Cette double accusation de la chancellerie nazie – imaginez : un incendiaire du parlement à la fois communiste et homosexuel – permit, par une sorte de "tétanisation" de l'indignation populaire ainsi interloquée, rumeurs comprises, de faciliter la suspension des libertés publiques, des syndicats, des associations et des partis politiques. On ignore encore plus souvent que c'est dès l'avènement d'Hitler et dans un flux identique à celui, ravageur, de l'antisémitisme que les homosexuels et les lesbiennes d'Allemagne puis des pays et régions annexés par le Reich furent raflés, torturés, expulsés ou déportés dans les camps d'internement ou de déportation, (...), dans la banlieue de Berlin, où de nombreux homosexuels périrent. A ce sujet, un dévoilement de plaque en forme de triangle rose y eut lieu le 27 janvier 1999 en présence du gouvernement allemand.
Quant au centre berlinois d'archives et de recherches homosexuelles du docteur Hirschfeld, juif et homosexuel et instigateur du projet de modification de la loi, il fut mis à sac le 6 mai 1933 par les SA. Dans le même temps, les SS récupéraient les fichiers judiciaires et de police. Puis, gravissime, les listes se complétèrent par une délation conséquente. Ce sont sans doute les mêmes qui dénoncèrent les juifs, les opposants à l'ordre nouveau et les homosexuels de leur voisinage.
Comment témoigner de tout cela ensemble ? Pourquoi une tension a-t-elle surgi entre les autres déportés et notre "délégation homosexuelle", chaque année depuis de nombreuses années, lors de la journée nationale du souvenir ? Que signifie ce divorce entre vérité et recueillement, entre histoire et mémoire, quand les derniers témoins, plus de cinquante ans après ces horreurs, ont atteint la limite d'âge y compris de témoigner ? La mémoire ne se sérialise pas. Elle est une, ou elle n'est pas . [...]

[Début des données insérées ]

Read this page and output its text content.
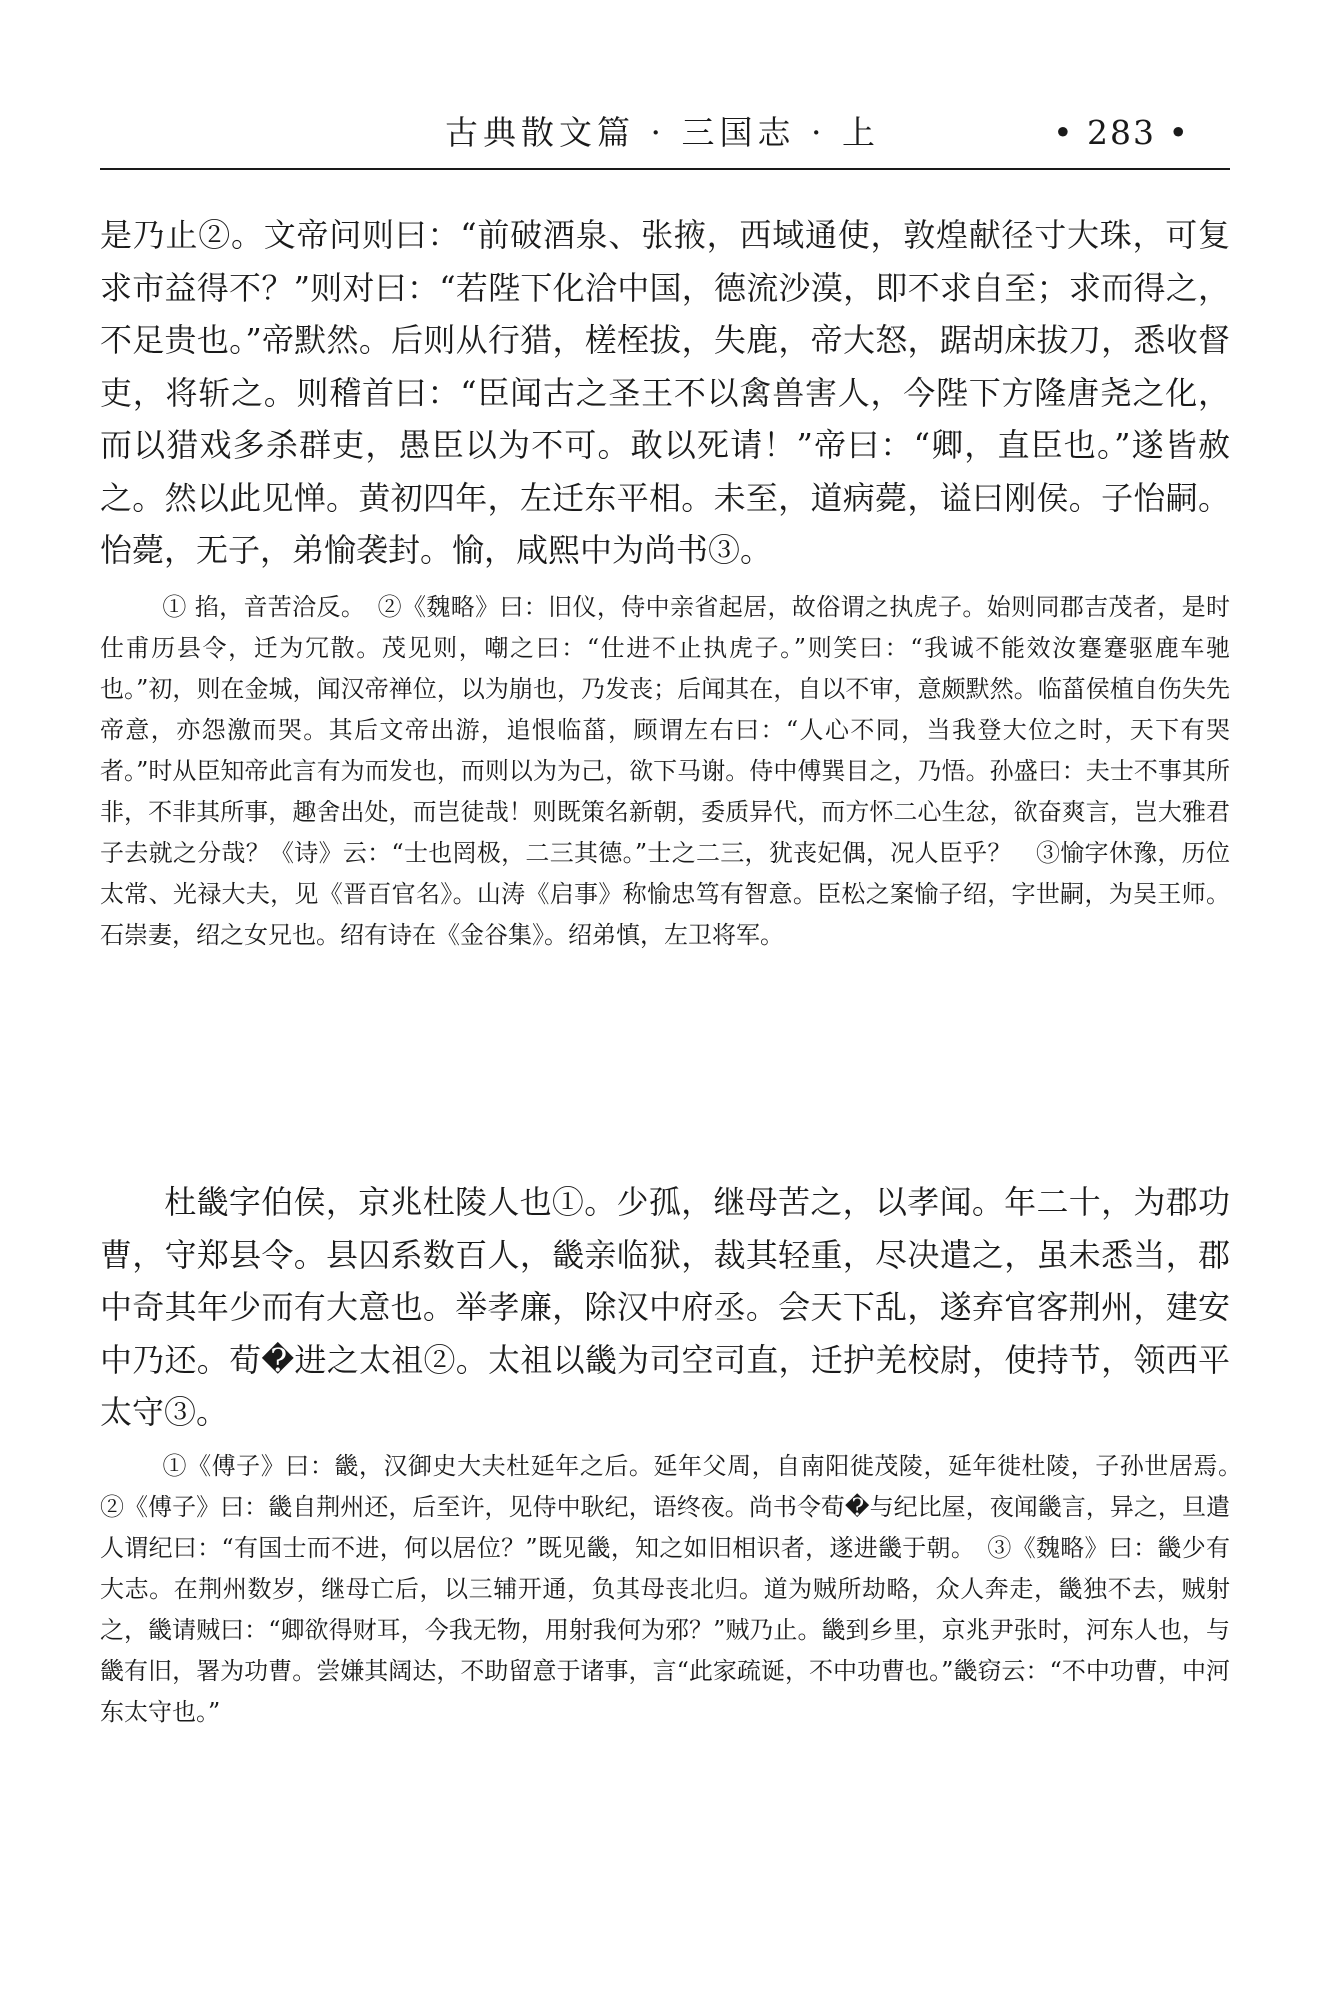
古典散文篇 · 三国志 · 上	• 283 •

是乃止②。文帝问则曰：“前破酒泉、张掖，西域通使，敦煌献径寸大珠，可复求市益得不？”则对曰：“若陛下化洽中国，德流沙漠，即不求自至；求而得之，不足贵也。”帝默然。后则从行猎，槎桎拔，失鹿，帝大怒，踞胡床拔刀，悉收督吏，将斩之。则稽首曰：“臣闻古之圣王不以禽兽害人，今陛下方隆唐尧之化，而以猎戏多杀群吏，愚臣以为不可。敢以死请！”帝曰：“卿，直臣也。”遂皆赦之。然以此见惮。黄初四年，左迁东平相。未至，道病薨，谥曰刚侯。子怡嗣。怡薨，无子，弟愉袭封。愉，咸熙中为尚书③。

① 掐，音苦洽反。　②《魏略》曰：旧仪，侍中亲省起居，故俗谓之执虎子。始则同郡吉茂者，是时仕甫历县令，迁为冗散。茂见则，嘲之曰：“仕进不止执虎子。”则笑曰：“我诚不能效汝蹇蹇驱鹿车驰也。”初，则在金城，闻汉帝禅位，以为崩也，乃发丧；后闻其在，自以不审，意颇默然。临菑侯植自伤失先帝意，亦怨激而哭。其后文帝出游，追恨临菑，顾谓左右曰：“人心不同，当我登大位之时，天下有哭者。”时从臣知帝此言有为而发也，而则以为为己，欲下马谢。侍中傅巽目之，乃悟。孙盛曰：夫士不事其所非，不非其所事，趣舍出处，而岂徒哉！则既策名新朝，委质异代，而方怀二心生忿，欲奋爽言，岂大雅君子去就之分哉？《诗》云：“士也罔极，二三其德。”士之二三，犹丧妃偶，况人臣乎？　③愉字休豫，历位太常、光禄大夫，见《晋百官名》。山涛《启事》称愉忠笃有智意。臣松之案愉子绍，字世嗣，为吴王师。石崇妻，绍之女兄也。绍有诗在《金谷集》。绍弟慎，左卫将军。

杜畿字伯侯，京兆杜陵人也①。少孤，继母苦之，以孝闻。年二十，为郡功曹，守郑县令。县囚系数百人，畿亲临狱，裁其轻重，尽决遣之，虽未悉当，郡中奇其年少而有大意也。举孝廉，除汉中府丞。会天下乱，遂弃官客荆州，建安中乃还。荀�进之太祖②。太祖以畿为司空司直，迁护羌校尉，使持节，领西平太守③。

①《傅子》曰：畿，汉御史大夫杜延年之后。延年父周，自南阳徙茂陵，延年徙杜陵，子孙世居焉。　②《傅子》曰：畿自荆州还，后至许，见侍中耿纪，语终夜。尚书令荀�与纪比屋，夜闻畿言，异之，旦遣人谓纪曰：“有国士而不进，何以居位？”既见畿，知之如旧相识者，遂进畿于朝。　③《魏略》曰：畿少有大志。在荆州数岁，继母亡后，以三辅开通，负其母丧北归。道为贼所劫略，众人奔走，畿独不去，贼射之，畿请贼曰：“卿欲得财耳，今我无物，用射我何为邪？”贼乃止。畿到乡里，京兆尹张时，河东人也，与畿有旧，署为功曹。尝嫌其阔达，不助留意于诸事，言“此家疏诞，不中功曹也。”畿窃云：“不中功曹，中河东太守也。”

La difficulté reste d'obtenir que s'institue, pour être plus forte demain, plus politique et plus pédagogique, une mémoire de toutes les victimes de l'ordre nazi, qu'elles aient été pourchassées en raison de leur religion, de leur handicap, de leur infirmité, de leur appartenance à une minorité ethnique, sociale ou culturelle, ou de leur volonté de combattre un état totalitaire en proie à une folie meurtrière. Aujourd'hui, des témoins, des recherches universitaires, des documents, des documentaires commencent à nous dire l'essentiel des contours non encore exhaustifs de cette histoire trop méconnue. Preuve que nous avons à nommer tous les démons, toutes les tactiques meurtrières et toutes les fragilités d'une histoire européenne, celle que nous avons l'espoir de mieux construire demain.
Source : Article de Jean Le Bitoux, paru dans le quotidien Libération en 1999.